I first fell in love with making popovers thanks to greacen's excellent popover recipe right here on Cookooree. This one is a little different, using a blender... it might be for you if you don't like doing dishes. It's adapted, with some minor tweaks, from Alton Brown's recipe. Next time I might try a hybrid between the two recipes.
- 1 tbsp + 1 tsp unsalted butter, melted and cooled
- 4 3/4 oz all purpose flour (~1 cup, but weighing is better)
- 1/2 tsp kosher salt*
- 2 large eggs, room temperature**
- 1 cup whole milk, room temperature**
- * The source recipe calls for 1 1/2 tsp of kosher salt, and they are so salty it makes me think it's a typo. 1/2-1 tsp is about right.
- ** Don't use eggs and milk straight from the fridge! They've gotta be warmed up for the recipe to work.

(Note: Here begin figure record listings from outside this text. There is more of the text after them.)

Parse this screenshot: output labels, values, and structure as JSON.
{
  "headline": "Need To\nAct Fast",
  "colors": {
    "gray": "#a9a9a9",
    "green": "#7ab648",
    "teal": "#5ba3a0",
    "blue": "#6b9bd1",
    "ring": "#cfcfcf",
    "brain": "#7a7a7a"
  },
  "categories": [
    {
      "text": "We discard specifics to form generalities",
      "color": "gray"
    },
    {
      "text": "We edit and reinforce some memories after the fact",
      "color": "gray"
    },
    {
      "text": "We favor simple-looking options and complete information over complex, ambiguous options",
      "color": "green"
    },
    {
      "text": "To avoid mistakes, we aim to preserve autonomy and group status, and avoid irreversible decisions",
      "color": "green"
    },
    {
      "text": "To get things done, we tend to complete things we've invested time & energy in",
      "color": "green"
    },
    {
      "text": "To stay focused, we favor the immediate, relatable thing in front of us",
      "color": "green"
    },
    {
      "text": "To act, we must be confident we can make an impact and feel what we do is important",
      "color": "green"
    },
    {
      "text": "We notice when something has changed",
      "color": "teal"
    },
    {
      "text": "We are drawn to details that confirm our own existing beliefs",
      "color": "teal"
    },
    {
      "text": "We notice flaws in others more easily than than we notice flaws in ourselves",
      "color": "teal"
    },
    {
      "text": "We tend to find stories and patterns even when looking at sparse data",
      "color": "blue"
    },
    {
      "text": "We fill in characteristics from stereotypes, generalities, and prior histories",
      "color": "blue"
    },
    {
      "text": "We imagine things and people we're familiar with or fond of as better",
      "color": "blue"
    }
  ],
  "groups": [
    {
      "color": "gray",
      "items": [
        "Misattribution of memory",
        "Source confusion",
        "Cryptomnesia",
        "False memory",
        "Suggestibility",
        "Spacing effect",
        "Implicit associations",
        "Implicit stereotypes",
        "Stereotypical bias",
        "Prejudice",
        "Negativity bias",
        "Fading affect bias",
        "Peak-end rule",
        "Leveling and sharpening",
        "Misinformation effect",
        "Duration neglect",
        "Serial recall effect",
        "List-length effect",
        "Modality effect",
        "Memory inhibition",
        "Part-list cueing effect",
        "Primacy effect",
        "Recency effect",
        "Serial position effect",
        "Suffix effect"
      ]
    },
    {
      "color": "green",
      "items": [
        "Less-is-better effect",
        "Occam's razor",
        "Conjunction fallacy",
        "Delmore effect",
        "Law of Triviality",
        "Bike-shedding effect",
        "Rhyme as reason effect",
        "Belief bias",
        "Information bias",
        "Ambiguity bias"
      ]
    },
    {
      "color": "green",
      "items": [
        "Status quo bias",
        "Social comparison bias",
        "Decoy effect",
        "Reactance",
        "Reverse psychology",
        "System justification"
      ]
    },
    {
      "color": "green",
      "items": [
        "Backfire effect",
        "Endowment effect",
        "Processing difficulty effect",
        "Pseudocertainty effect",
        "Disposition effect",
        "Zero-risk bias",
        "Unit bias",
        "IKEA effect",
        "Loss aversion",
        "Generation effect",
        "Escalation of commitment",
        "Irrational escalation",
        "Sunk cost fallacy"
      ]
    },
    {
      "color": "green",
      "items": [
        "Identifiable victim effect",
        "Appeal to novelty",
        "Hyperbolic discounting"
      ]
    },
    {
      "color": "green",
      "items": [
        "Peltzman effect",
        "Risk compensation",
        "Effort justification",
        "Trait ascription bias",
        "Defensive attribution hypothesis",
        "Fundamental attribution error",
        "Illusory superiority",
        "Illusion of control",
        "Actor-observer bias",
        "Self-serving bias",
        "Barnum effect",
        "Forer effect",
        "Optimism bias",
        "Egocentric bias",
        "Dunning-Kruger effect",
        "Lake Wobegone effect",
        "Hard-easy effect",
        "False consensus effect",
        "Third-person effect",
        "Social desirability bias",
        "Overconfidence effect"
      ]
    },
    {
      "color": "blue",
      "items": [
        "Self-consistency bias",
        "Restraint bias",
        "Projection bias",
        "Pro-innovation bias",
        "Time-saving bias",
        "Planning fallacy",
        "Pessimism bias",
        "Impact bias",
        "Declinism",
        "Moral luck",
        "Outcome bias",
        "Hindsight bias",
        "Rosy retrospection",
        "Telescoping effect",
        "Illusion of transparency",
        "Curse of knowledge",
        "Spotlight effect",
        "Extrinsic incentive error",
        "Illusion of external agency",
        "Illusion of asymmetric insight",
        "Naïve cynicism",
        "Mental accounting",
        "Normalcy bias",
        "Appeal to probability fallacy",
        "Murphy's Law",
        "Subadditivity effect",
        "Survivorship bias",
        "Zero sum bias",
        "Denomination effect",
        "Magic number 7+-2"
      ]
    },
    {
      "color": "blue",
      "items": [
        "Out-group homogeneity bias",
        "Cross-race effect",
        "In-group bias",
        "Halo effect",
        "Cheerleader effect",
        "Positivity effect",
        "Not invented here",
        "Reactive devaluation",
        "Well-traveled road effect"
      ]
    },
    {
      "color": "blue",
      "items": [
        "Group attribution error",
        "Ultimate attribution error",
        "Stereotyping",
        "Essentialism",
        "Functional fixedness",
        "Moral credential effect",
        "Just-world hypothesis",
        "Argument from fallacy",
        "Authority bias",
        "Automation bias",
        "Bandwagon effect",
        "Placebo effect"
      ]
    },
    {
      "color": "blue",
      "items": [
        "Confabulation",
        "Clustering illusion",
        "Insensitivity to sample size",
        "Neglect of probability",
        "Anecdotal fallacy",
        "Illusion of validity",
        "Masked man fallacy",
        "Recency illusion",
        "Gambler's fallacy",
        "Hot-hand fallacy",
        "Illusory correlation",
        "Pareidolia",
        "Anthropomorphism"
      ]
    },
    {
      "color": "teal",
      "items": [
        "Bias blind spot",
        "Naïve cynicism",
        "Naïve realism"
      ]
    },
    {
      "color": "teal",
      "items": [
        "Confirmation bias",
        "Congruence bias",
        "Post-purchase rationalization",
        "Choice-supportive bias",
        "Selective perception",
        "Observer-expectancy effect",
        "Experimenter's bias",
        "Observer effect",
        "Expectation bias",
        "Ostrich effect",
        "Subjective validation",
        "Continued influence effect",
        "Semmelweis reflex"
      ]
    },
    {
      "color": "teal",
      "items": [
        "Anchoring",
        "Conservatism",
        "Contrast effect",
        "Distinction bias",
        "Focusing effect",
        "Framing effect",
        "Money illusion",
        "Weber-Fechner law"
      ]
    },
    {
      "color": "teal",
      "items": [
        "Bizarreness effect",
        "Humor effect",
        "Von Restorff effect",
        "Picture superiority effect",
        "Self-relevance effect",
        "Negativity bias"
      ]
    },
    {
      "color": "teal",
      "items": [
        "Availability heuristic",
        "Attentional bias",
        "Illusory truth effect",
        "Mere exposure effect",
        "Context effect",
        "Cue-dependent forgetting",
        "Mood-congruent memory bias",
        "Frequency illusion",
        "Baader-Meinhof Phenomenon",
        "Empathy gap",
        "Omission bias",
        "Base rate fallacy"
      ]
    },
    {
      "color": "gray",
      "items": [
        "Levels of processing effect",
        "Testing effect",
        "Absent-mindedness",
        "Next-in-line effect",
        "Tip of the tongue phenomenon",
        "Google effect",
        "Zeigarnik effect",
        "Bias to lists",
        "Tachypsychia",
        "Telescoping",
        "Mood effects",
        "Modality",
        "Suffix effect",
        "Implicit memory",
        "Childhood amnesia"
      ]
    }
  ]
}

Preheat oven to 400º. Don't start mixing things until the oven is ready.
Grease a 6-cup popover pan* with the 1 tsp of melted butter.
Place all of the ingredients into a food processor or blender and process for 30 seconds**. Immediately divide the batter evenly between the cups of the popover pan, each should be about 1/3 to 1/2 full.
Bake on the middle rack of the oven for 35-40 minutes, until deep golden brown. As soon as you can handle them, remove each popover from the pan and pierce the top with a knife to allow steam to escape***.
Keep popovers warm in a bread basket until serving. Leftovers can be stored in a ziploc bag, and reheated in the oven for a few minutes.
* If you don't have a popover pan, you can use a muffin pan, but you'll get more va-va-voom out of a popover pan. Once you nail this recipe, it'll be a staple, and the pan will be worth it.
** You'll be tempted to just use a whisk, but I haven't had success with this recipe that way. Use a blender.
*** This is the big secret to big, beautiful popovers—if you don't poke a hole to let the steam out, they'll collapse and shrivel and you'll be so sad.